Example output: ‘Large 5-bedroom, 3-bathroom home with triple car garaging, heated swimming pool and spa pool… Located close to Kohimarama Beach and top schools — Kohimarama School and Selwyn College. Whole house (5 beds): $1,650–$1,800pw’ 

Module 4 — AskKen AI Legal & Market Chatbot 

AskKen AI is a purpose-built real estate intelligence assistant, powered by OpenAI GPT-4O with a custom AI engine layered on top to control output quality and data sourcing. It is accessible via mobile and desktop and requires zero training to use. 

Architecture — Retrieval-Augmented Generation (RAG): 

  • Proprietary documents — the Residential Tenancies Act, related legislation, tenancy tribunal cases, suburb profiles, maintenance cost databases, and vendor checklists — are ingested, indexed in a vector store, and retrieved at query time 
  • 54,000 tenancy tribunal cases ingested — giving the model deep contextual and interpretive legal capability, not just raw legislative text 
  • GPT-4O  responses are grounded in Bayleys‘ controlled data sources — not the open internet; external web search is disabled by default 
  • Filtering and guardrails layer reviews all outputs against compliance checklists, strips unsupported assertions, and flags uncertain answers for human review 
  • Knowledge management layer tracks document version and effective date — new legislation or tribunal decisions can be re-indexed automatically 

AskKen AI handles queries across: 

  • Residential Tenancies Act legislation and compliance obligations 
  • Tenancy tribunal precedents and case outcomes — with specific case references 
  • Comparable property market analysis and recent rental data 
  • Suburb profiles, school zones, and local amenity information 
  • Rental market reports and suburb-level rent trend analysis 
  • Maintenance cost estimates, depreciation calculations, and IRD schedules 
  • Yield calculations — factoring in rent, management fees, rates, insurance, vacancy, and mortgage interest 
  • Checklists — fixed-term tenancy breaks, property inspections, new tenant onboarding 

Solution Architecture

Technology & Architecture

The AI platform is built cloud-native on AWS, with OpenAI -GPT-4O powering the language generation layer.
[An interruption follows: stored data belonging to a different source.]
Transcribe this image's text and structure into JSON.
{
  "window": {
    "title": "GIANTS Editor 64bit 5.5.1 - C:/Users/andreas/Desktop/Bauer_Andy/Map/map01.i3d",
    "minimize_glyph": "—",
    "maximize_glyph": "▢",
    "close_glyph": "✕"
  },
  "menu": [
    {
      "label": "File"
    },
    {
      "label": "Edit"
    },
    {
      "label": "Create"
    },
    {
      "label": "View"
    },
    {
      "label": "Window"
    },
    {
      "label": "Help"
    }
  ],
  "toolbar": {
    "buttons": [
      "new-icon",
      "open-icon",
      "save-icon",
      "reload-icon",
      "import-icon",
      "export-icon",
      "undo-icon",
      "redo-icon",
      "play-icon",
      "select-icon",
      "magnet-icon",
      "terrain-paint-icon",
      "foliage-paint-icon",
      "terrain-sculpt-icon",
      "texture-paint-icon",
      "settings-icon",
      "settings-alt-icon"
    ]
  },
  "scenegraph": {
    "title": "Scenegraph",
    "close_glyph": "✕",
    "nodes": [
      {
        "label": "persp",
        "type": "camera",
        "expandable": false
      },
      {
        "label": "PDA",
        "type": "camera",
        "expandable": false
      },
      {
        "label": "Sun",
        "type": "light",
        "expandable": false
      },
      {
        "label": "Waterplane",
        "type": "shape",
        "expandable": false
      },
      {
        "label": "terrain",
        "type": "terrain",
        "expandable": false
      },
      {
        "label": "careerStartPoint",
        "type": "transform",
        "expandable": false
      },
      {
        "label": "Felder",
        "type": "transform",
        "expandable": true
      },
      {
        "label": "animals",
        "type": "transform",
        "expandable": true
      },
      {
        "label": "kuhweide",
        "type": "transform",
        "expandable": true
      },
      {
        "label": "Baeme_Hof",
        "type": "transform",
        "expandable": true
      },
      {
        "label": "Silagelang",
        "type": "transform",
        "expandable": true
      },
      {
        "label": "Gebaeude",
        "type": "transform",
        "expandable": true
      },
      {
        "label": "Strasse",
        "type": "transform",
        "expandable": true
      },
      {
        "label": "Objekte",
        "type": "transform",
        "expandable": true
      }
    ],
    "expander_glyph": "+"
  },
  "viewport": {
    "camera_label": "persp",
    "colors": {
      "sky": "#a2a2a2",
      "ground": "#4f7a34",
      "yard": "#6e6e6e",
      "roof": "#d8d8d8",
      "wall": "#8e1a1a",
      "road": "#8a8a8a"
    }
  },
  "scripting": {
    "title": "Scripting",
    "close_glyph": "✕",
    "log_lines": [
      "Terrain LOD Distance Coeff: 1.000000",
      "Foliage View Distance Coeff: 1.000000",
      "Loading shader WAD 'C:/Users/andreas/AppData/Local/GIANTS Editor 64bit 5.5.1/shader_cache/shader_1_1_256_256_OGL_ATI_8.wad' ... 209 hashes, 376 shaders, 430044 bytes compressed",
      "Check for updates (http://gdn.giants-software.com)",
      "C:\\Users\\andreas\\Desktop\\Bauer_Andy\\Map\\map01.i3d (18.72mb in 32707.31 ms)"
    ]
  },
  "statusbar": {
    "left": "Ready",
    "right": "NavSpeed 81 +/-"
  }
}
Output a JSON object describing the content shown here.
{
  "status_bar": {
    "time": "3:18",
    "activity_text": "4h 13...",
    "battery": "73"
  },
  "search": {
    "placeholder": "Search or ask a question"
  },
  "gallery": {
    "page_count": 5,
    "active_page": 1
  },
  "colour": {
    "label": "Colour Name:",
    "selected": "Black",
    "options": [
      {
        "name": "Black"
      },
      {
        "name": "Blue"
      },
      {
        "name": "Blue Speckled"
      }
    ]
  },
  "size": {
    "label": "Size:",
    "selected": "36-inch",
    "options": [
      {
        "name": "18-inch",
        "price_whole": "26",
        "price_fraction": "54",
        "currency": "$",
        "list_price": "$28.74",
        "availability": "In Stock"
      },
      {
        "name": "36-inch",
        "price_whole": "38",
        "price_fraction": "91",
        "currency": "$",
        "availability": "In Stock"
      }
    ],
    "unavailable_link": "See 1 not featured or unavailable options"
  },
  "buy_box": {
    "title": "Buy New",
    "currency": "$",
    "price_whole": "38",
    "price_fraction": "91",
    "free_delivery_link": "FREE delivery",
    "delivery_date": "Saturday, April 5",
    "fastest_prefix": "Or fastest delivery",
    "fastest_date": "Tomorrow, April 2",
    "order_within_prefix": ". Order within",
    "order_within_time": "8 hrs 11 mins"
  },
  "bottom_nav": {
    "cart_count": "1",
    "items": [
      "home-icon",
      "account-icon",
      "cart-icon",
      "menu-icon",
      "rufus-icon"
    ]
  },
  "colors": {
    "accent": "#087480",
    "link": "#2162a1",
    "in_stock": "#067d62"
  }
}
All AI responses are grounded in controlled proprietary data — not the open internet.

Layer 

Technology / Service 

Role 

Cloud 

AWS (primary) 

Serverless infrastructure, Lambda functions, API Gateway, DynamoDB, S3, SNS, CloudWatch 

AI / LLM 

OpenAI GPT-4O

Base generative and reasoning capability for AskKen AI and property description generation 

AI Orchestration 

AWS Lambda + Node.js/Python 

Microservice orchestrating: user input → RAG retrieval → LLM call → answer filtering → UI response 

EMV Model 

Random Forest Regression 

Trained on Bayleys Data Lake — bootstrap aggregation, geometric mean, Pearson R suburb weighting — ±3% accuracy 

RAG Layer 

Vector store + proprietary docs 

54,000 tribunal cases + legislation + market data indexed — retrieved at query time to ground LLM responses 

Data Layer 

Bayleys Data Lake 

Historical appraisals, rental data, property records, new-build manual entries — feeds EMV model training 

Property Data 

CoreLogic API 

Bedrooms, bathrooms, floor area, carparks — retrieved automatically on address entry 

Images 

Bayleys Listings API 

Current listing photos pulled into appraisal report automatically for listed properties 

Auth 

Office 365 SSO 

Single sign-on — agent profile, photo, and contact details auto-populated in every report 

Security 

AWS WAF + token auth 

Web Application Firewall + token-based API endpoints — all property and AI data secured 

Guardrails 

Rules engine 

LLM outputs reviewed against compliance checklists; unsupported assertions stripped before reaching the user 

Application Images

Implementation Approach

The project kicked off in October 2024 and delivered an MVP into UAT for Auckland agents by early March 2025 — on schedule and within budget:

Phase 1 — Discovery 

Requirements workshops, CoreLogic and Bayleys API integration scoping, data lake assessment, RAG document inventory, architecture design on AWS 

Phase 2 — EMV Model 

Initial Random Forest baseline, geometric mean refinement, Pearson R suburb-level correlation weighting — iterated until ±3% accuracy achieved nationally 

Phase 3 — Appraisal Engine 

Automated report generation, CoreLogic integration, Bayleys API image pull, Office 365 SSO, multiple property type handling, 90-day expiry logic 

Phase 4 — AI Descriptions 

GPT-4O fine-tuning on historical Bayleys appraisals, sentiment analysis training, school zone and amenity integration, review and editing workflow 

Phase 5 — AskKen AI 

RAG pipeline build, document ingestion (legislation + 54,000 tribunal cases), guardrails layer, GPT-4O prompt engineering, chat interface on mobile and desktop 

Phase 6 — UAT & Go-Live 

UAT with Auckland property managers, regional disclaimer configuration, performance tuning, cost optimisation on AWS, go-live and hypercare 

Challenges & Solutions

EMV accuracy from ±15% to ±3% 

Initial models had very high variance. Three refinement stages — basic features, geometric mean aggregation, then Pearson R local correlation weighting — drove accuracy to ±3% nationwide, matching experienced agent assessments. 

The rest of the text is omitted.